Ken Loach rivince a Cannes

Vittoria a sorpresa del regista britannico (79 anni), con un film di impegno sociale. Scorrendo i premi, l’impressione è che si sia voluto accontentare un po’ tutti. Alla fine, in mezzo a un’ondata di star, rimane poco buon cinema, perché commercio, mondanità e apparenza ormai contano di più
Cannes

E così Ken Loach, a 79 anni, si riprende la Palma d’oro giusto dieci anni dopo Il vento accarezza l’erba. La storia di I, Daniel Blake, carpentiere emarginato da un sistema burocratico che lo pone fra i nuovi poveri dell’Inghilterra – il quinto paese più ricco del mondo –, deve aver convinto la giuria, che, si sa, ha molto discusso, ma alla fine ha accettato di premiare un film che suona di moda.

 

Perché non si dica mai che Cannes non sia attenta all’oggi, cioè alle nuove povertà, magari dando la Palma ad un lavoro che qualcuno definisce un “comizio scontato”. Ma succede lo stesso in altri festival: Venezia, tanto per dire qualcuno di casa nostra.

 

Gli altri riconoscimenti si sono spartiti fra diversi lavori, dando l’immagine di una rassegna dove sono defluiti non uno ma molti temi, e dove ci si è sforzati di accontentare un po’ tutti, dagli amanti del cinema d’essai a quelli impegnati, a quelli intimistici, ai trasgressivi e scandalistici tout court, con l’occhio attentissimo a produttori e distributori: perché un film può venire premiato quanto si vuole, ma se poi non trova la distribuzione, chi lo vedrà?

 

Ecco allora la lista dei premi: miglior attore Shabab Hosseini per Le Client di Asghar Farhadi (Iran) che ottiene anche la miglior sceneggiatura, miglior attrice Jaclyn Jose per Ma’Rose di Brillante Mendoza (Filippine); miglior regista: ex aequo Olivier Assayas (Francia) per Personal Shopper e Cristian Mungiu per Bacalaureat (Romania); Grand Prix della giuria al canadese Xavier Dolan per Juste la fin du monde e Camera d’or a Divines di Houda Benyamina, esordiente franco-marocchina.

 

Nessun premio a Sean Penn – un film contestatissimo e crudele (Libération) sulla guerra in Liberia –, a Isabelle Huppert nel contorto e arduo Elle, né ad Adriana Ugarte nel film di Almodòvar, Julieta.
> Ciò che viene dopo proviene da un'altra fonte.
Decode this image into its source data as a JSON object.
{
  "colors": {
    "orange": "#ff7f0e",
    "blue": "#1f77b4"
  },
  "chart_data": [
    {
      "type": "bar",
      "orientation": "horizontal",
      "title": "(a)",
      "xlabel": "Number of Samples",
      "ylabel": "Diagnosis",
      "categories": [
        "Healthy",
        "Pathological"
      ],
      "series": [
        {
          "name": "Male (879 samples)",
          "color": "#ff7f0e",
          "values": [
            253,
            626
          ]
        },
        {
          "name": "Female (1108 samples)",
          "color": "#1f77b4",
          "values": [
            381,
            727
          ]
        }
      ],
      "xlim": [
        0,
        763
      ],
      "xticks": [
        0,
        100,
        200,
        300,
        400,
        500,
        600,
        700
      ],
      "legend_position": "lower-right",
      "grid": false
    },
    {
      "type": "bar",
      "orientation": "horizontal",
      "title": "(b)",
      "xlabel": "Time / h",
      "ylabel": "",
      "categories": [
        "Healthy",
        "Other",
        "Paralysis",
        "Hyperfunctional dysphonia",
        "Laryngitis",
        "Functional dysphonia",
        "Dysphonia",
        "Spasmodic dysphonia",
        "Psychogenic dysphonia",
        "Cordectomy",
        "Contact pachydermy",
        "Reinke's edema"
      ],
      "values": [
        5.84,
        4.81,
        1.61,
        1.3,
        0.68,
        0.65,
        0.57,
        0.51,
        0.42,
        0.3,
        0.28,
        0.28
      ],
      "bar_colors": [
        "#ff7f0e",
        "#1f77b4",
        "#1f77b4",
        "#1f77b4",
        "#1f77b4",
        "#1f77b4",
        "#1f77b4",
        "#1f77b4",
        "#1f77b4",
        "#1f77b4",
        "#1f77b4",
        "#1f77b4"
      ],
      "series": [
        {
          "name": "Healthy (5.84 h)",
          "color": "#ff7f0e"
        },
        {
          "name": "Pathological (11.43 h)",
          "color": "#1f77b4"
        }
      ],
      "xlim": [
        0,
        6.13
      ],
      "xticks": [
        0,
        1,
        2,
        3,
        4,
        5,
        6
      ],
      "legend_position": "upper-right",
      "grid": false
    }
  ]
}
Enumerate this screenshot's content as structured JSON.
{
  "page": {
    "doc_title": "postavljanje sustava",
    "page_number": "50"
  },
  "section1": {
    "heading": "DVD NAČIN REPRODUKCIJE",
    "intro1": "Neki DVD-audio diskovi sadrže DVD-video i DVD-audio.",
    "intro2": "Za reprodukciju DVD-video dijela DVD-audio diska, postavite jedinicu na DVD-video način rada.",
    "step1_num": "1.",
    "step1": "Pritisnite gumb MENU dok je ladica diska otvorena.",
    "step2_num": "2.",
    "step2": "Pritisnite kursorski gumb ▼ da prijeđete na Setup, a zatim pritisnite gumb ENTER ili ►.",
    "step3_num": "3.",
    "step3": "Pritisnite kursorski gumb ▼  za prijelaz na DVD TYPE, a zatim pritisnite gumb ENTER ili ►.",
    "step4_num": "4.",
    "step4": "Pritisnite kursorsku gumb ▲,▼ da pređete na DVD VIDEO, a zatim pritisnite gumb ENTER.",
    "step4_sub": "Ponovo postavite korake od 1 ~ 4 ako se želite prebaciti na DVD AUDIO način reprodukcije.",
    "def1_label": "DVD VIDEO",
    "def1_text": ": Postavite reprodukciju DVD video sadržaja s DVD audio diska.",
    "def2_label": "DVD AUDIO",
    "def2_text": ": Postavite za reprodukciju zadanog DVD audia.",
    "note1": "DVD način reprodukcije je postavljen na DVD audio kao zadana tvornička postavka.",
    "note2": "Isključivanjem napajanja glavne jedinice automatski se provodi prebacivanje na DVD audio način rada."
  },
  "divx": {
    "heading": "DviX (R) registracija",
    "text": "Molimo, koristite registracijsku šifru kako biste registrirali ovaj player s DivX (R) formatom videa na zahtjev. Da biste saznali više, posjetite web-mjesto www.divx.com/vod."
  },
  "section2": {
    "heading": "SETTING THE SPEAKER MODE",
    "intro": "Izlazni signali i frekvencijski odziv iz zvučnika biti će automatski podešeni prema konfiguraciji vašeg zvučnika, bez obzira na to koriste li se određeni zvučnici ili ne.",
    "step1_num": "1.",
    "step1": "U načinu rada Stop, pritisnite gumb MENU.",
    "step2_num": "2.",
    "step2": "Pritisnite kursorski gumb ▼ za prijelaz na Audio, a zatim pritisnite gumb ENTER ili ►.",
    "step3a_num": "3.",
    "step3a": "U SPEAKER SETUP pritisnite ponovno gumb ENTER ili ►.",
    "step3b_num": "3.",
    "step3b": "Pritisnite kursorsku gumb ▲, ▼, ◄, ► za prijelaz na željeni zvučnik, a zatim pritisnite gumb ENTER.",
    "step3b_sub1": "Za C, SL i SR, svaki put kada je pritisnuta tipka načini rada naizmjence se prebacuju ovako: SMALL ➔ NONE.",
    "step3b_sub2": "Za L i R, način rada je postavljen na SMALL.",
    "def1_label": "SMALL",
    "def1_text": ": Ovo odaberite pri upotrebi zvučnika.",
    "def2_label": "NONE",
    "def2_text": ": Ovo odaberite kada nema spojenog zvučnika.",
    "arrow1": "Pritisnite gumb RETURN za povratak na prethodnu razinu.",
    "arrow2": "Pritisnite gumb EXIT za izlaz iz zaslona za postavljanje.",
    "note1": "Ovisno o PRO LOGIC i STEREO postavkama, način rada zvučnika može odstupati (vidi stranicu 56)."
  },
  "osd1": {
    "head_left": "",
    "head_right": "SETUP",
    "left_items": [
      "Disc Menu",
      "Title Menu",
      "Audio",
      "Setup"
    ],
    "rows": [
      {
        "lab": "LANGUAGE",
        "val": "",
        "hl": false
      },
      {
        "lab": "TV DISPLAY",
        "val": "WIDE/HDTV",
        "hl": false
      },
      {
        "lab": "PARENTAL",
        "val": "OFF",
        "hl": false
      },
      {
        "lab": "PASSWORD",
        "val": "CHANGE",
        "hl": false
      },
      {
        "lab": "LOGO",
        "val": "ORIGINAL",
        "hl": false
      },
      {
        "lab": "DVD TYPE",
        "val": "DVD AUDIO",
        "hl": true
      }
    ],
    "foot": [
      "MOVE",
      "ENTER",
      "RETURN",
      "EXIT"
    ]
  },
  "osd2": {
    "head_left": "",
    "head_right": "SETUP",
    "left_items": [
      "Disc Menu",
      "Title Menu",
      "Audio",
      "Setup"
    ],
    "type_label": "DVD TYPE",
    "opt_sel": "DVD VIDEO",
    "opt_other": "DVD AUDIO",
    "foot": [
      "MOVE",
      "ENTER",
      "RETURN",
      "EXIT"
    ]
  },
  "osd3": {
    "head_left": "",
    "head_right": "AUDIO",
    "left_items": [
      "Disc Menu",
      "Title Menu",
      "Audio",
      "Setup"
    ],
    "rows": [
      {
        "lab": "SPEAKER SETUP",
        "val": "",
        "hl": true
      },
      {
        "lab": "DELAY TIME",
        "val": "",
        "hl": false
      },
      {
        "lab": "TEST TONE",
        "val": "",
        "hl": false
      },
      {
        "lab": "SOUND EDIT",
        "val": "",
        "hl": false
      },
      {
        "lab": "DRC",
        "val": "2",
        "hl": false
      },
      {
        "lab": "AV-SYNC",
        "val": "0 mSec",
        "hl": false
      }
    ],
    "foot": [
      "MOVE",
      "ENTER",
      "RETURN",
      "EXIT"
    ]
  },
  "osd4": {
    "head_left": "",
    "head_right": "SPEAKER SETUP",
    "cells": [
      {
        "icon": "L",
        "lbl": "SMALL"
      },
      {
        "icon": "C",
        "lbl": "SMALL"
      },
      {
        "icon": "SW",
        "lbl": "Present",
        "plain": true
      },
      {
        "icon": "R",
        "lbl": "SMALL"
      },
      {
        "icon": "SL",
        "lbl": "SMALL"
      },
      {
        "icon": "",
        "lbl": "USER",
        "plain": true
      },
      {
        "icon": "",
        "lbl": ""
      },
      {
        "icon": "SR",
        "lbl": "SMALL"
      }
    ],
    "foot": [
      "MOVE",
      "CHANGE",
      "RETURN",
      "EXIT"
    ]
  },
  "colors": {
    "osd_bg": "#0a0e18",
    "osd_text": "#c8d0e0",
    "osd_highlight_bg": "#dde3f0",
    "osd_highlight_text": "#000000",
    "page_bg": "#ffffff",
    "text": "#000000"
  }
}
Nulla per il tedesco Toni Erdmann, né per Bruno Dumont o i Dardenne.

 

Ondata di star con un De Niro che ormai si accontenta di caricaturare sé stesso, distruggendo il proprio mito (ma perché non fa cinema vero come Al Pacino e non invecchia bene?), un Di Caprio serioso e le bellissime di turno.

 

Ma il concorso è apparso troppo tirato e di buon cinema ne è uscito poco, tra social e mèlo. Quello lo si deve cercare nelle sezioni collaterali ormai, come in altri festival perché a Cannes commercio, mondanità e apparenza contano più del cinema in sé stesso.

 

Un tema tuttavia riemerge come una sorgente sotterranea, ed è quello che hanno presentato in concorso i lavori iraniani, rumeni e filippini, in particolare: il dramma della miseria, del non- amore, dell’emarginazione.

 

La solitudine dell’essere umano oggi sembra la nota dominante in tutti i lavori, dai più scaltri ai più riusciti. Forse è questo pensiero che alla fine ha portato a premiare un film, anche se retorico come quello di Ken Loach? Misteri del lavoro di giuria.